4) Pull down the rear edge of the console but be careful not to damage any cables. There are a lot of cables attached to the console. If you disconnect the cables, I recommend taking several digital pictures first to use as a reference. The cable ends are color coded to the various sockets.
When re-installing the console I found that it is easier to start by putting the front edge in place first then push up the back edge.
The plastic cover in front of the console that covers the rain sensor can be removed by applying steady downward pressure on both sides, one side at a time. It's not easy to remove but it's possible.
I managed to tear the ribbon cable runing from the console to the rain sensor. One of the three leads was severed. I scraped off a small amount of insulation on each side of the tear and soldered a "jumper" across the break. I wrapped some electrical tape around the repair. Seems to work okay. I will price a new cable and replace it if I ever need to deal with a warranty repair in the console.

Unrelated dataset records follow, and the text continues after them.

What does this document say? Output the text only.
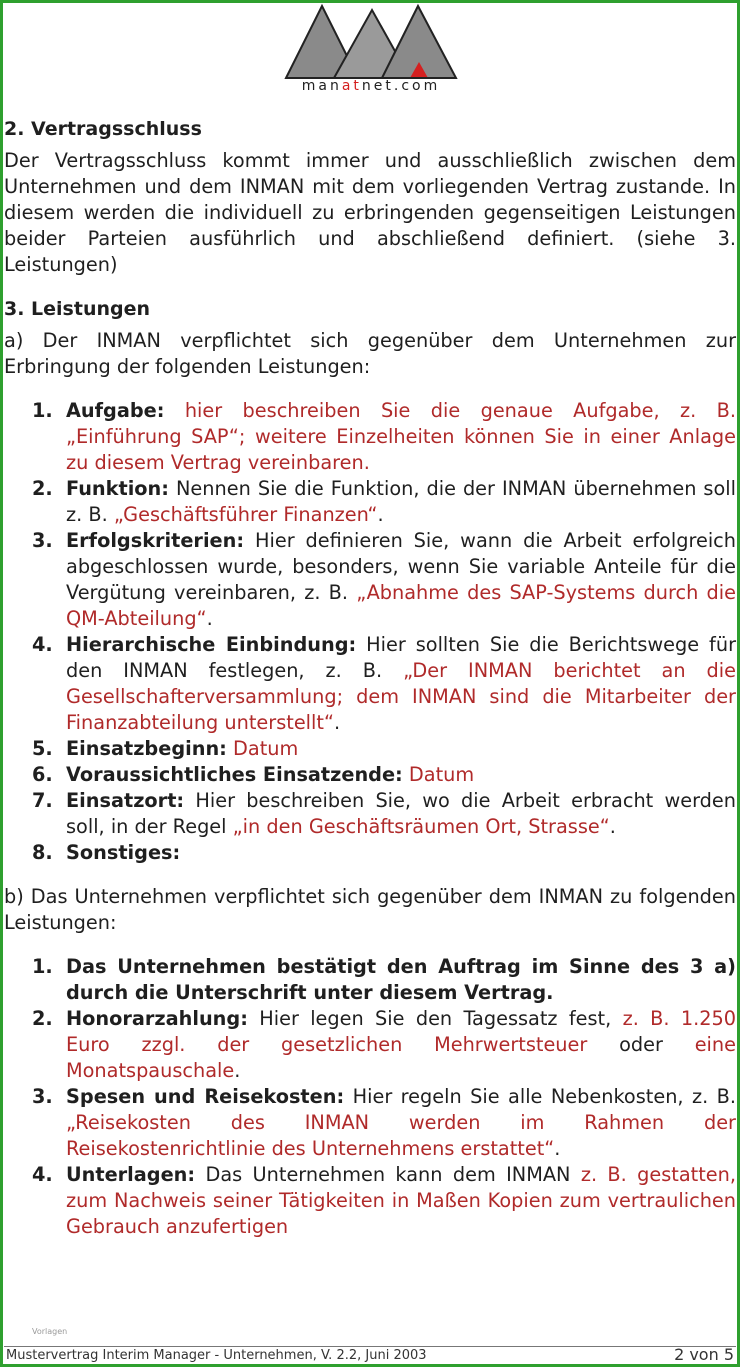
manatnet.com
2. Vertragsschluss

Der Vertragsschluss kommt immer und ausschließlich zwischen dem Unternehmen und dem INMAN mit dem vorliegenden Vertrag zustande. In diesem werden die individuell zu erbringenden gegenseitigen Leistungen beider Parteien ausführlich und abschließend definiert. (siehe 3. Leistungen)

3. Leistungen

a) Der INMAN verpflichtet sich gegenüber dem Unternehmen zur Erbringung der folgenden Leistungen:

1. Aufgabe: hier beschreiben Sie die genaue Aufgabe, z. B. „Einführung SAP“; weitere Einzelheiten können Sie in einer Anlage zu diesem Vertrag vereinbaren.
2. Funktion: Nennen Sie die Funktion, die der INMAN übernehmen soll z. B. „Geschäftsführer Finanzen“.
3. Erfolgskriterien: Hier definieren Sie, wann die Arbeit erfolgreich abgeschlossen wurde, besonders, wenn Sie variable Anteile für die Vergütung vereinbaren, z. B. „Abnahme des SAP-Systems durch die QM-Abteilung“.
4. Hierarchische Einbindung: Hier sollten Sie die Berichtswege für den INMAN festlegen, z. B. „Der INMAN berichtet an die Gesellschafterversammlung; dem INMAN sind die Mitarbeiter der Finanzabteilung unterstellt“.
5. Einsatzbeginn: Datum
6. Voraussichtliches Einsatzende: Datum
7. Einsatzort: Hier beschreiben Sie, wo die Arbeit erbracht werden soll, in der Regel „in den Geschäftsräumen Ort, Strasse“.
8. Sonstiges:

b) Das Unternehmen verpflichtet sich gegenüber dem INMAN zu folgenden Leistungen:

1. Das Unternehmen bestätigt den Auftrag im Sinne des 3 a) durch die Unterschrift unter diesem Vertrag.
2. Honorarzahlung: Hier legen Sie den Tagessatz fest, z. B. 1.250 Euro zzgl. der gesetzlichen Mehrwertsteuer oder eine Monatspauschale.
3. Spesen und Reisekosten: Hier regeln Sie alle Nebenkosten, z. B. „Reisekosten des INMAN werden im Rahmen der Reisekostenrichtlinie des Unternehmens erstattet“.
4. Unterlagen: Das Unternehmen kann dem INMAN z. B. gestatten, zum Nachweis seiner Tätigkeiten in Maßen Kopien zum vertraulichen Gebrauch anzufertigen
Vorlagen
Mustervertrag Interim Manager - Unternehmen, V. 2.2, Juni 2003	2 von 5
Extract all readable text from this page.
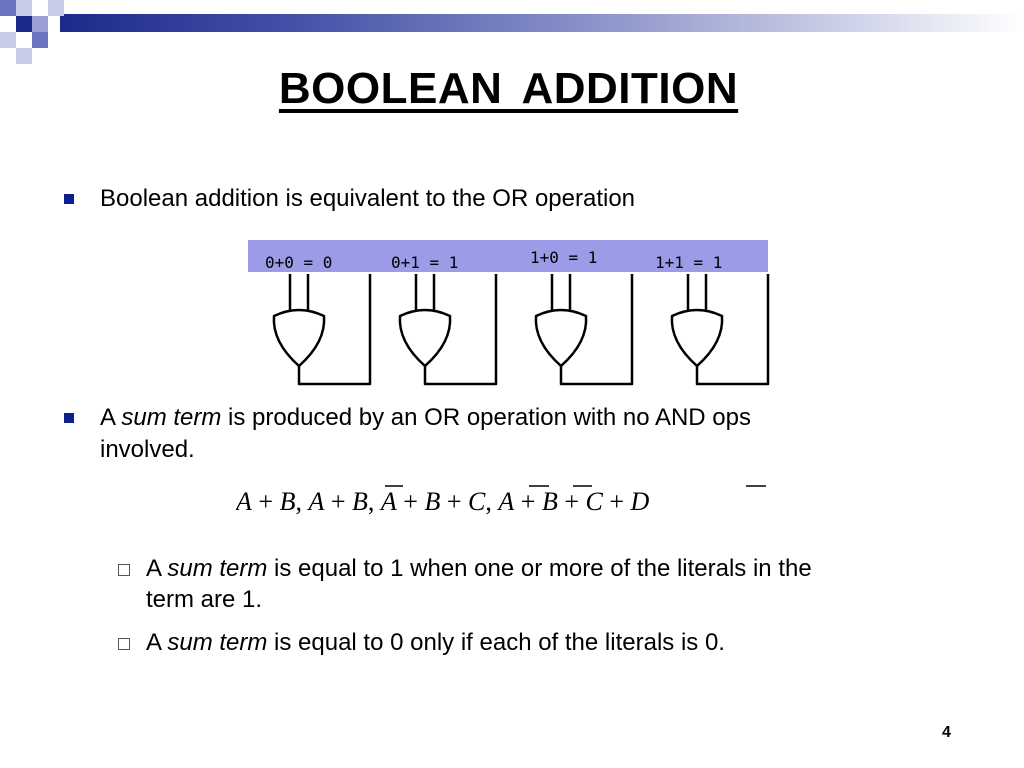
BOOLEAN ADDITION
Boolean addition is equivalent to the OR operation
0+0 = 0	0+1 = 1	1+0 = 1	1+1 = 1
A sum term is produced by an OR operation with no AND ops
involved.
A + B, A + B, A + B + C, A + B + C + D
A sum term is equal to 1 when one or more of the literals in the
term are 1.
A sum term is equal to 0 only if each of the literals is 0.
4
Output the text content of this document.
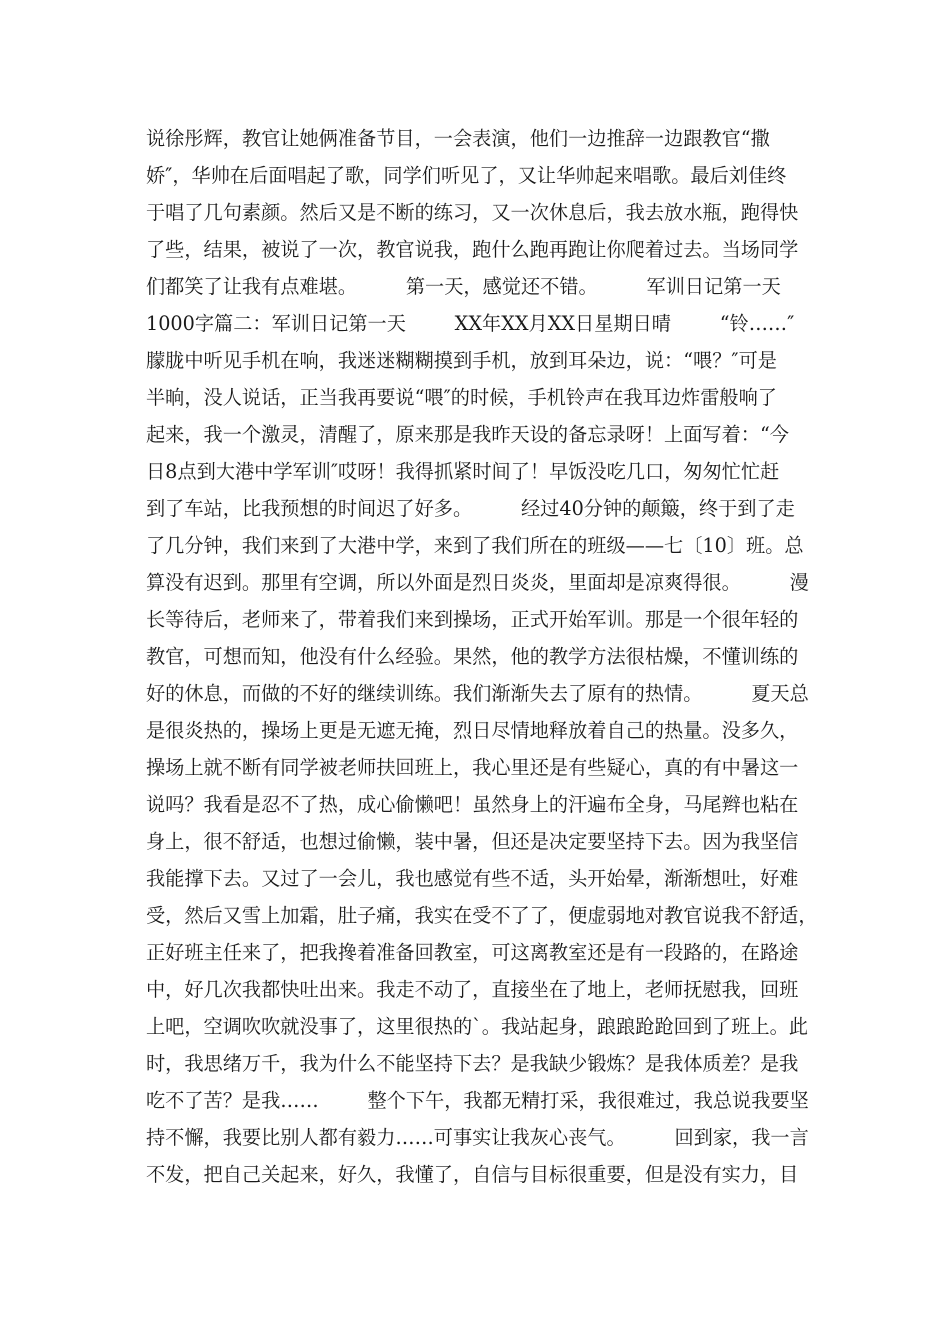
说徐彤辉，教官让她俩准备节目，一会表演，他们一边推辞一边跟教官“撒
娇″，华帅在后面唱起了歌，同学们听见了，又让华帅起来唱歌。最后刘佳终
于唱了几句素颜。然后又是不断的练习，又一次休息后，我去放水瓶，跑得快
了些，结果，被说了一次，教官说我，跑什么跑再跑让你爬着过去。当场同学
们都笑了让我有点难堪。        第一天，感觉还不错。        军训日记第一天
1000字篇二：军训日记第一天        XX年XX月XX日星期日晴        “铃……″
朦胧中听见手机在响，我迷迷糊糊摸到手机，放到耳朵边，说：“喂？″可是
半晌，没人说话，正当我再要说“喂″的时候，手机铃声在我耳边炸雷般响了
起来，我一个激灵，清醒了，原来那是我昨天设的备忘录呀！上面写着：“今
日8点到大港中学军训″哎呀！我得抓紧时间了！早饭没吃几口，匆匆忙忙赶
到了车站，比我预想的时间迟了好多。        经过40分钟的颠簸，终于到了走
了几分钟，我们来到了大港中学，来到了我们所在的班级——七〔10〕班。总
算没有迟到。那里有空调，所以外面是烈日炎炎，里面却是凉爽得很。        漫
长等待后，老师来了，带着我们来到操场，正式开始军训。那是一个很年轻的
教官，可想而知，他没有什么经验。果然，他的教学方法很枯燥，不懂训练的
好的休息，而做的不好的继续训练。我们渐渐失去了原有的热情。        夏天总
是很炎热的，操场上更是无遮无掩，烈日尽情地释放着自己的热量。没多久，
操场上就不断有同学被老师扶回班上，我心里还是有些疑心，真的有中暑这一
说吗？我看是忍不了热，成心偷懒吧！虽然身上的汗遍布全身，马尾辫也粘在
身上，很不舒适，也想过偷懒，装中暑，但还是决定要坚持下去。因为我坚信
我能撑下去。又过了一会儿，我也感觉有些不适，头开始晕，渐渐想吐，好难
受，然后又雪上加霜，肚子痛，我实在受不了了，便虚弱地对教官说我不舒适，
正好班主任来了，把我搀着准备回教室，可这离教室还是有一段路的，在路途
中，好几次我都快吐出来。我走不动了，直接坐在了地上，老师抚慰我，回班
上吧，空调吹吹就没事了，这里很热的`。我站起身，踉踉跄跄回到了班上。此
时，我思绪万千，我为什么不能坚持下去？是我缺少锻炼？是我体质差？是我
吃不了苦？是我……        整个下午，我都无精打采，我很难过，我总说我要坚
持不懈，我要比别人都有毅力……可事实让我灰心丧气。        回到家，我一言
不发，把自己关起来，好久，我懂了，自信与目标很重要，但是没有实力，目
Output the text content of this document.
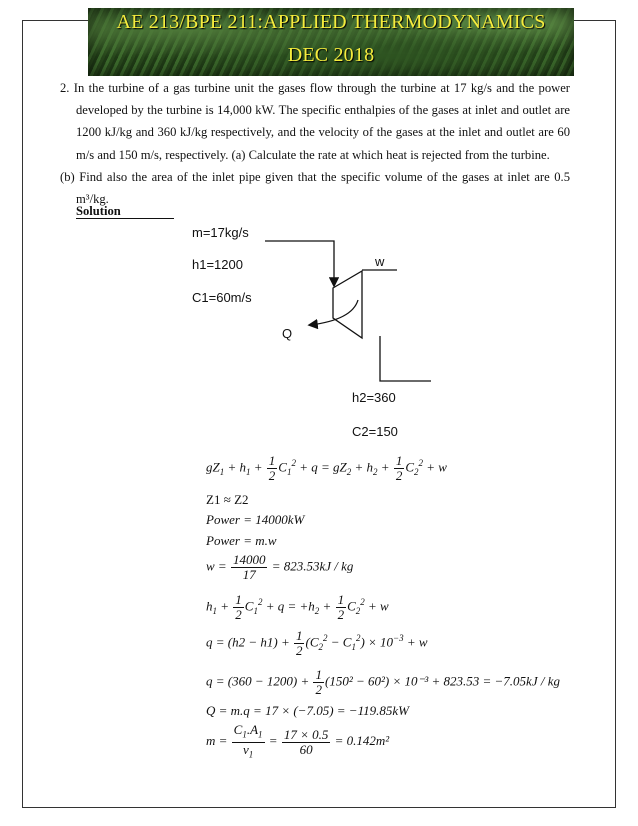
AE 213/BPE 211:APPLIED THERMODYNAMICS
DEC 2018

2. In the turbine of a gas turbine unit the gases flow through the turbine at 17 kg/s and the power developed by the turbine is 14,000 kW. The specific enthalpies of the gases at inlet and outlet are 1200 kJ/kg and 360 kJ/kg respectively, and the velocity of the gases at the inlet and outlet are 60 m/s and 150 m/s, respectively. (a) Calculate the rate at which heat is rejected from the turbine.

(b) Find also the area of the inlet pipe given that the specific volume of the gases at inlet are 0.5 m³/kg.

Solution
m=17kg/s
h1=1200
C1=60m/s
w
Q
h2=360
C2=150
$gZ_1 + h_1 + \frac{1}{2} C_1^2 + q = gZ_2 + h_2 + \frac{1}{2} C_2^2 + w$
Z1 ≈ Z2
Power = 14000kW
Power = m.w
$w = \frac{14000}{17} = 823.53kJ$ / kg
$h_1 + \frac{1}{2} C_1^2 + q = +h_2 + \frac{1}{2} C_2^2 + w$
$q = (h2 - h1) + \frac{1}{2} (C_2^2 - C_1^2) \times 10^{-3} + w$
$q = (360 - 1200) + \frac{1}{2} (150^2 - 60^2) \times 10^{-3} + 823.53 = -7.05kJ$ / kg
Q = m.q = 17 × (−7.05) = −119.85kW
$m = \frac{C_1.A_1}{v_1} = \frac{17 \times 0.5}{60} = 0.142m^2$
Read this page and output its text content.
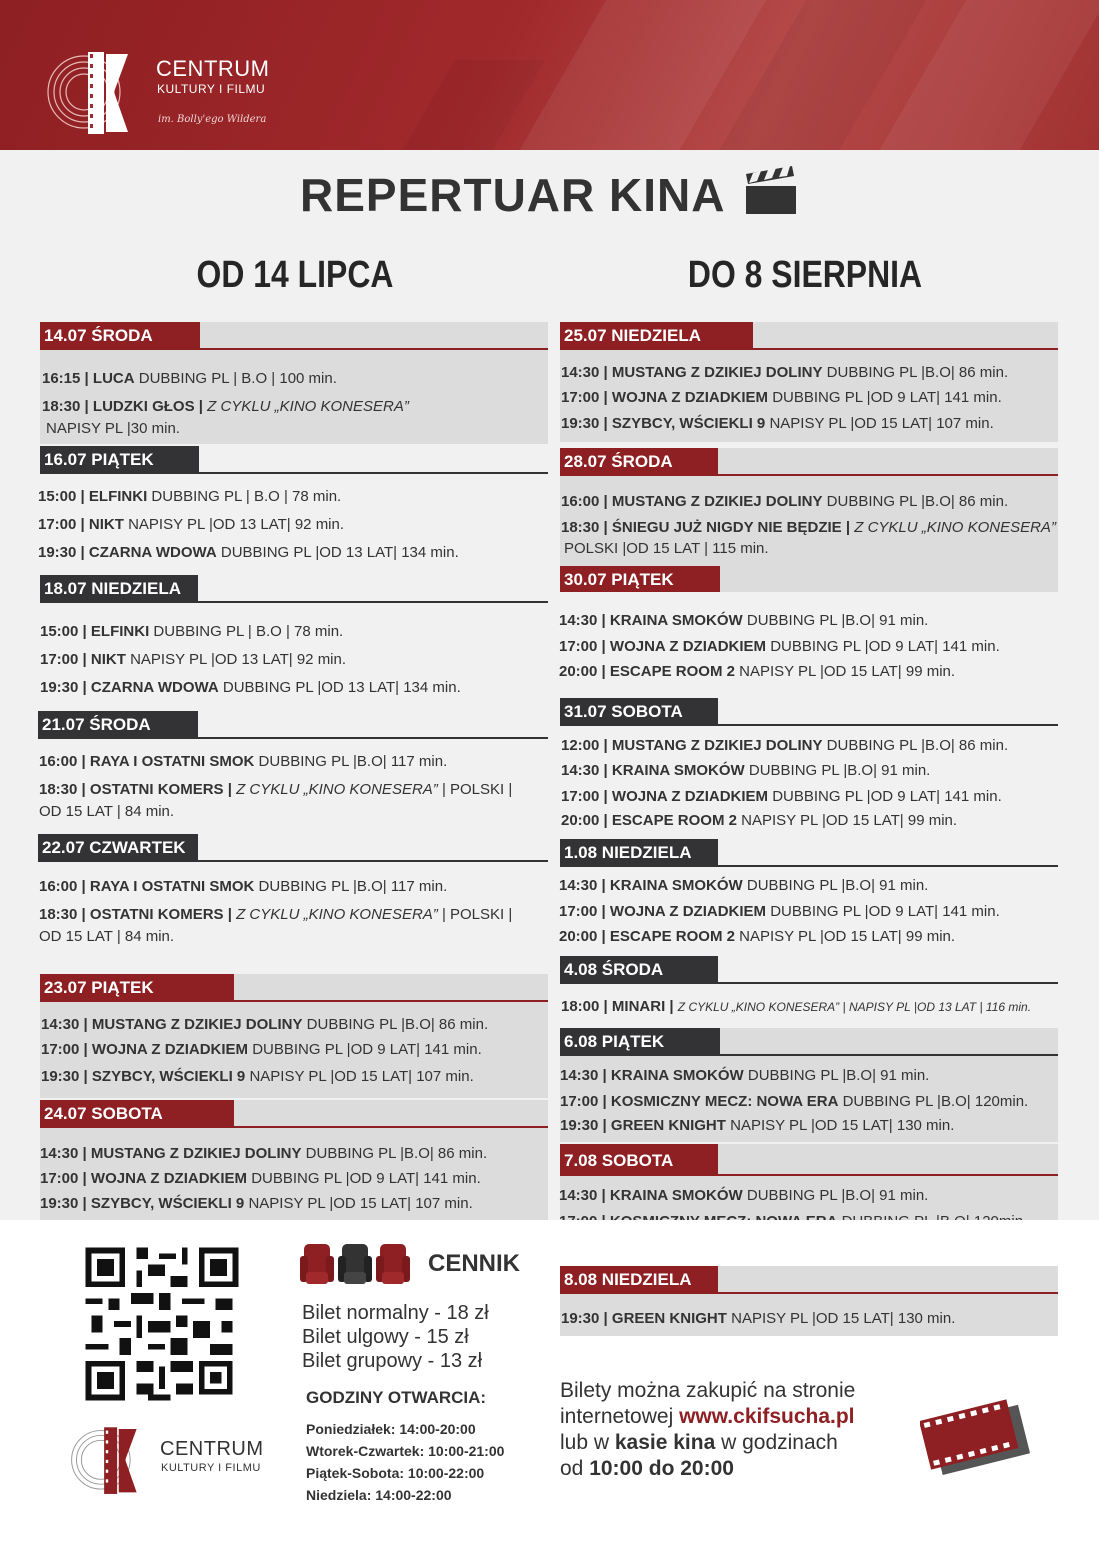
CENTRUM
KULTURY I FILMU
im. Bolly'ego Wildera
REPERTUAR KINA
OD 14 LIPCA	DO 8 SIERPNIA
14.07 ŚRODA
16:15 | LUCA DUBBING PL | B.O | 100 min.
18:30 | LUDZKI GŁOS | Z CYKLU „KINO KONESERA”
NAPISY PL |30 min.
16.07 PIĄTEK
15:00 | ELFINKI DUBBING PL | B.O | 78 min.
17:00 | NIKT NAPISY PL |OD 13 LAT| 92 min.
19:30 | CZARNA WDOWA DUBBING PL |OD 13 LAT| 134 min.
18.07 NIEDZIELA
15:00 | ELFINKI DUBBING PL | B.O | 78 min.
17:00 | NIKT NAPISY PL |OD 13 LAT| 92 min.
19:30 | CZARNA WDOWA DUBBING PL |OD 13 LAT| 134 min.
21.07 ŚRODA
16:00 | RAYA I OSTATNI SMOK DUBBING PL |B.O| 117 min.
18:30 | OSTATNI KOMERS | Z CYKLU „KINO KONESERA” | POLSKI |
OD 15 LAT | 84 min.
22.07 CZWARTEK
16:00 | RAYA I OSTATNI SMOK DUBBING PL |B.O| 117 min.
18:30 | OSTATNI KOMERS | Z CYKLU „KINO KONESERA” | POLSKI |
OD 15 LAT | 84 min.
23.07 PIĄTEK
14:30 | MUSTANG Z DZIKIEJ DOLINY DUBBING PL |B.O| 86 min.
17:00 | WOJNA Z DZIADKIEM DUBBING PL |OD 9 LAT| 141 min.
19:30 | SZYBCY, WŚCIEKLI 9 NAPISY PL |OD 15 LAT| 107 min.
24.07 SOBOTA
14:30 | MUSTANG Z DZIKIEJ DOLINY DUBBING PL |B.O| 86 min.
17:00 | WOJNA Z DZIADKIEM DUBBING PL |OD 9 LAT| 141 min.
19:30 | SZYBCY, WŚCIEKLI 9 NAPISY PL |OD 15 LAT| 107 min.
25.07 NIEDZIELA
14:30 | MUSTANG Z DZIKIEJ DOLINY DUBBING PL |B.O| 86 min.
17:00 | WOJNA Z DZIADKIEM DUBBING PL |OD 9 LAT| 141 min.
19:30 | SZYBCY, WŚCIEKLI 9 NAPISY PL |OD 15 LAT| 107 min.
28.07 ŚRODA
16:00 | MUSTANG Z DZIKIEJ DOLINY DUBBING PL |B.O| 86 min.
18:30 | ŚNIEGU JUŻ NIGDY NIE BĘDZIE | Z CYKLU „KINO KONESERA”
POLSKI |OD 15 LAT | 115 min.
30.07 PIĄTEK
14:30 | KRAINA SMOKÓW DUBBING PL |B.O| 91 min.
17:00 | WOJNA Z DZIADKIEM DUBBING PL |OD 9 LAT| 141 min.
20:00 | ESCAPE ROOM 2 NAPISY PL |OD 15 LAT| 99 min.
31.07 SOBOTA
12:00 | MUSTANG Z DZIKIEJ DOLINY DUBBING PL |B.O| 86 min.
14:30 | KRAINA SMOKÓW DUBBING PL |B.O| 91 min.
17:00 | WOJNA Z DZIADKIEM DUBBING PL |OD 9 LAT| 141 min.
20:00 | ESCAPE ROOM 2 NAPISY PL |OD 15 LAT| 99 min.
1.08 NIEDZIELA
14:30 | KRAINA SMOKÓW DUBBING PL |B.O| 91 min.
17:00 | WOJNA Z DZIADKIEM DUBBING PL |OD 9 LAT| 141 min.
20:00 | ESCAPE ROOM 2 NAPISY PL |OD 15 LAT| 99 min.
4.08 ŚRODA
18:00 | MINARI | Z CYKLU „KINO KONESERA” | NAPISY PL |OD 13 LAT | 116 min.
6.08 PIĄTEK
14:30 | KRAINA SMOKÓW DUBBING PL |B.O| 91 min.
17:00 | KOSMICZNY MECZ: NOWA ERA DUBBING PL |B.O| 120min.
19:30 | GREEN KNIGHT NAPISY PL |OD 15 LAT| 130 min.
7.08 SOBOTA
14:30 | KRAINA SMOKÓW DUBBING PL |B.O| 91 min.
8.08 NIEDZIELA
19:30 | GREEN KNIGHT NAPISY PL |OD 15 LAT| 130 min.
CENNIK
Bilet normalny - 18 zł
Bilet ulgowy - 15 zł
Bilet grupowy - 13 zł
GODZINY OTWARCIA:
Poniedziałek: 14:00-20:00
Wtorek-Czwartek: 10:00-21:00
Piątek-Sobota: 10:00-22:00
Niedziela: 14:00-22:00
CENTRUM
KULTURY I FILMU
Bilety można zakupić na stronie
internetowej www.ckifsucha.pl
lub w kasie kina w godzinach
od 10:00 do 20:00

I also managed to screw up the sun roof by probing around with a volt meter and ohm meter. Messing up the sun roof was the thing that convinced me to give up on tapping into the power in the overhead console. It's relatively easy to tap into the lighter power plug and run the cable to the lower corner of the windshield on the driver side (US model).
After exploring the various power sources in the overhead console, the sun roof behaved very oddly. I lost the express open/close feature and the sunroof would only move an inch or so at a time in either direction. Up and down movement did not correspond with the up and down motion of the switch in the console. I was fully expecting to be facing a $500+ repair bill.
I decided to verify that the relevant fuses were not blown before visiting the dealer and trying to explain what happened. The sunroof and just about everything else in the console is run through fuse 009 in the trunk (9th position starting from floor of trunk. I removed the fuse and confirmed that it was NOT blown. I verified that this was the correct fuse by confirming nothing in the console worked when it was removed. However I did note that the SOS light still lit when starting the car.
I was very fortunate. Removing the fuse apparently reset the sunroof system. It now works normally.
Recommendation: Don't fool around with the circuits in the overhead console.